Hilary Mantel: the Wolf Hall trilogy

Hilary Mantel is, admittedly, a dense writer. Her historical fiction gets heavy enough to be an effective murder weapon; I own a couple of volumes that are dangerously close to 800 pages long. She is, however, extremely compelling, and has the ability to draw readers in with her lofty prose. In the Wolf Hall trilogy, she delves deeply into the psyche of Thomas Cromwell, a canny political creature who thinks far, far more than he says. Subsequently, the narration of the series is thorough and layered, with complexly structured sentences and consideration of every angle of every thought.

He never lives in a single reality, but in a shifting shadow-mesh of diplomatic possibilities. While he is doing his best to keep the king married to Queen Katherine and her Spanish-Imperial family, by begging Henry to forget his scruples, he will also plan for an alternative world, in which the king’s scruples must be heeded, and the marriage to Katherine is void. Once that nullity is recognized—and the last eighteen years of sin and suffering wiped from the page—he will readjust the balance of Europe, allying England with France, forming a power bloc to oppose the young Emperor Charles, Katherine’s nephew. And all outcomes are likely, all outcomes can be managed, even massaged into desirability: prayer and pressure, pressure and prayer, everything that comes to pass will pass by God’s design, a design reenvisaged and redrawn, with helpful emendations, by the cardinal.

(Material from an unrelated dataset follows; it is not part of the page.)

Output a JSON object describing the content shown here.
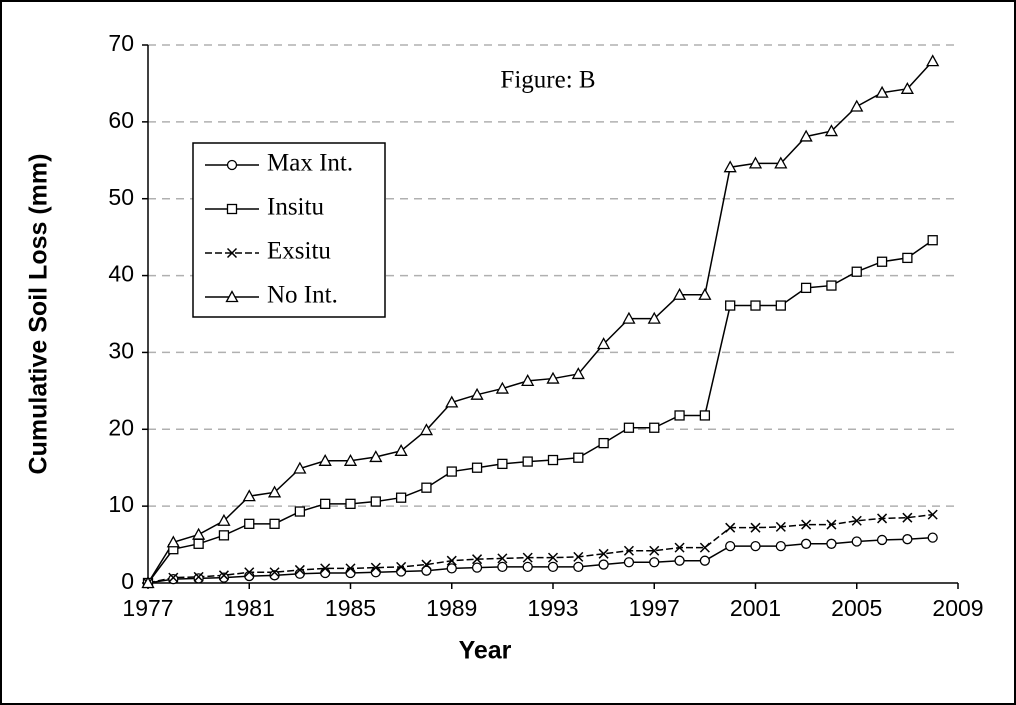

Raymond Chandler: The Big Sleep

When it comes to noir, Raymond Chandler is the biggest name in the game, and The Big Sleep is one of his most well known works. It's an epitome of noir, with all the stylistic hallmarks: the biting sarcasm, the bone-dry gallows humour, the snappy cliches. Just about every line is quotable, preferably accompanied by a Bogart-inspired drawl. Philip Marlowe has one of the most charismatic and definitive voices in modern literature, and for very good reason.

I don't mind your showing me your legs. They're very swell legs and it's a pleasure to make their acquaintace. I don't mind if you don't like my manners. They're pretty bad. I grieve over them during the long winter nights.

Anthony Burgess: A Clockwork Orange

I don't think I can talk about narration without mentioning A Clockwork Orange. It's a very small book—my copy is less than 150 pages—but it is just as intimidating a read as Mantel's work. Burgess wrote the whole book in an invented slang called "nadsat", which is a mashup of cockney, Russian, and a few more archaic and poetic English terms to boot. The effect is very difficult to read at first, but it's also an incredibly immersive way to situate the reader right in the heart of droog culture and the way that the narrator, Alex, thinks.

But where I itty now, O my brothers, is all on my oddy knocky, where you cannot go. Tomorrow is all like sweet flowers and the turning young earth and the stars and the old Luna up there and your old droog Alex all on his oddy knocky seeking like a mate. And all that cal. A terrible grahzny vonny world, really, O my brothers. And so farewell from your little droog. And to all others in this story profound shooms of lipmusic brrrrrr. And they can kiss my sharries. But you, O my brothers, remember sometimes thy little Alex that was. Amen. And all that call.

P. G. Wodehouse: the Jeeves books

In his series of books about Bertie Wooster and the inimitable Jeeves, P. G. Wodehouse uses a similar tactic to Burgess in that he writes all the prose in slang from the perspective of posh society chap Bertie. The language of the early 20th century is much easier to parse than nadsat, though, even if our good narrator himself does tend to have a less-than-reliable train of thought. Despite (or perhaps because of) this unreliability, Bertie is dreadfully charming and enthusiastic in the narration, which is a very notable contributing factor to the books' popularity.

I'm not absolutely certain of the facts, but I rather fancy it's Shakespeare who says that it's always just when a fellow is feeling particularly braced with things in general that Fate sneaks up behind him with the bit of lead piping.

Well, now you've gotten to know a few of my favourite narrators a bit better; whose style of prose do you find the most gripping, or most delightful? What techniques of narration are guaranteed to win you over?